Capacity planning for DSE Search 

Using a discovery process to develop a DSE Search capacity plan to ensure sufficient memory resources.

Using DSE Search is memory-intensive and rereads the entire row when updating indexes which can cause a significant performance hit on spinning disks. Use solid-state drives (SSD) for applications that have very aggressive insert and update requirements.

This capacity planning discovery process helps you develop a plan for having sufficient memory resources to meet the operational requirements.

Overview 

First, estimate how large your search index will grow by indexing a number of documents on a single node, executing typical user queries, and then examining the memory usage for heap allocation. Repeat this process using a greater number of documents until you get a solid estimate of the size of the index for the maximum number of documents that a single node can handle. You can then determine how many servers to deploy for a cluster and the optimal heap size. Store the index on SSDs or in the system IO cache.
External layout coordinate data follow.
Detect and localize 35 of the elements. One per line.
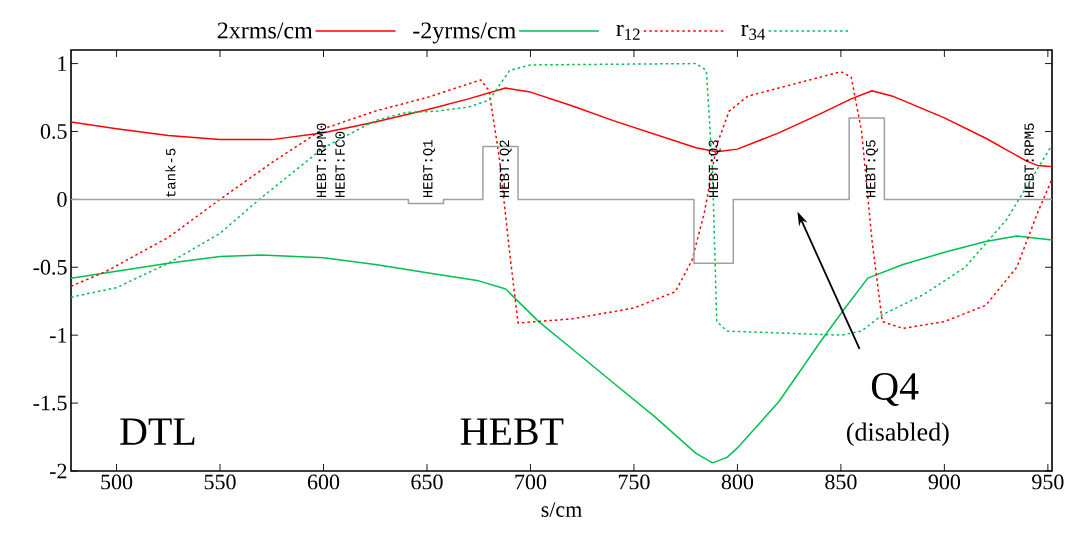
- x-tick-label: 600: [307, 474, 340, 490]
- y-tick-label: 0: [57, 191, 67, 207]
- annotation: HEBT:RPM5: [1024, 123, 1034, 198]
- legend-label: r$_{34}$: [741, 24, 766, 40]
- y-tick-label: 1: [58, 56, 67, 71]
- annotation: Q4: [871, 373, 919, 406]
- y-tick-label: -1: [49, 327, 67, 343]
- y-tick-label: 0.5: [40, 124, 67, 139]
- y-tick-label: -2: [49, 463, 67, 479]
- annotation: (disabled): [846, 422, 949, 447]
- legend-label: 2xrms/cm: [217, 22, 313, 39]
- annotation: HEBT:Q1: [423, 140, 436, 198]
- line-series: [71, 117, 1053, 264]
- annotation: tank-5: [165, 148, 176, 197]
- legend-label: -2yrms/cm: [413, 22, 516, 44]
- annotation: HEBT: [460, 418, 564, 445]
- x-tick-label: 800: [721, 474, 754, 490]
- y-tick-label: -0.5: [33, 259, 67, 275]
- x-tick-label: 650: [411, 474, 443, 490]
- x-axis-title: s/cm: [541, 502, 582, 517]
- x-tick-label: 700: [515, 474, 547, 490]
- x-tick-label: 900: [928, 474, 961, 490]
- x-tick-label: 500: [101, 474, 133, 490]
- x-tick-label: 550: [204, 474, 236, 490]
- annotation: HEBT:Q3: [708, 140, 721, 198]
- annotation: HEBT:Q2: [499, 140, 512, 198]
- annotation: DTL: [120, 418, 195, 445]
- y-tick-label: -1.5: [33, 395, 67, 411]
- annotation: HEBT:Q5: [865, 140, 878, 198]
- x-tick-label: 950: [1032, 474, 1064, 490]
- x-tick-label: 850: [825, 474, 857, 490]
- legend-label: r$_{12}$: [616, 24, 640, 40]
- annotation: HEBT:RPM0: [316, 123, 327, 198]
- annotation: HEBT:FC0: [335, 131, 345, 198]
- x-tick-label: 750: [618, 474, 650, 490]
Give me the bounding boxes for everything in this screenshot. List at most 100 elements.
Capacity planning requires a significant effort by operations personnel to:
  • Set the optimal heap size per node.
  • Estimate of the number of nodes that are required for your application.
  • Increase the replication factor to support more queries per second.
  • Distributed queries in DSE Search are most efficient when the number of nodes in the queried data center (DC) is a multiple of the replication factor (RF) in that DC.
Note: The Preflight check tool can detect and fix many invalid or suboptimal configuration settings.

Prerequisites

A node with:
  • The amount of RAM that is determined during capacity planning.
  • SSD or a spinning disk with it's own dedicated disk. A dedicated SSD is recommended, but is not required.
Input data:
  • N documents indexed on a single test node
  • A complete set of sample queries to be executed
  • The maximum number of documents the system will support

Procedure

  1. Create the schema.xml and solrconfig.xml files.
  2. Start a node.
  3. Add N docs.
  4. Run a range of queries that simulate a production environment.
  5. View the size of the index (on disk) included in the status information about the Solr core.
  6. Based on the server's system IO cache available, set a maximum index size per server.
  7. Based on the memory usage, set a maximum heap size required per server.
    • For JVM memory to provide the required performance and memory capacity, DataStax recommends a heap size of 14 gigabytes (GB) or larger.
    • For faster live indexing you should configure live indexing (RT) postings to be allocated offheap.
      Note: Enable live indexing on only one search core per cluster.
  8. Calculate the maximum number of documents per node based on steps 6 and 7.

    When the system is approaching the maximum docs per node, add more nodes.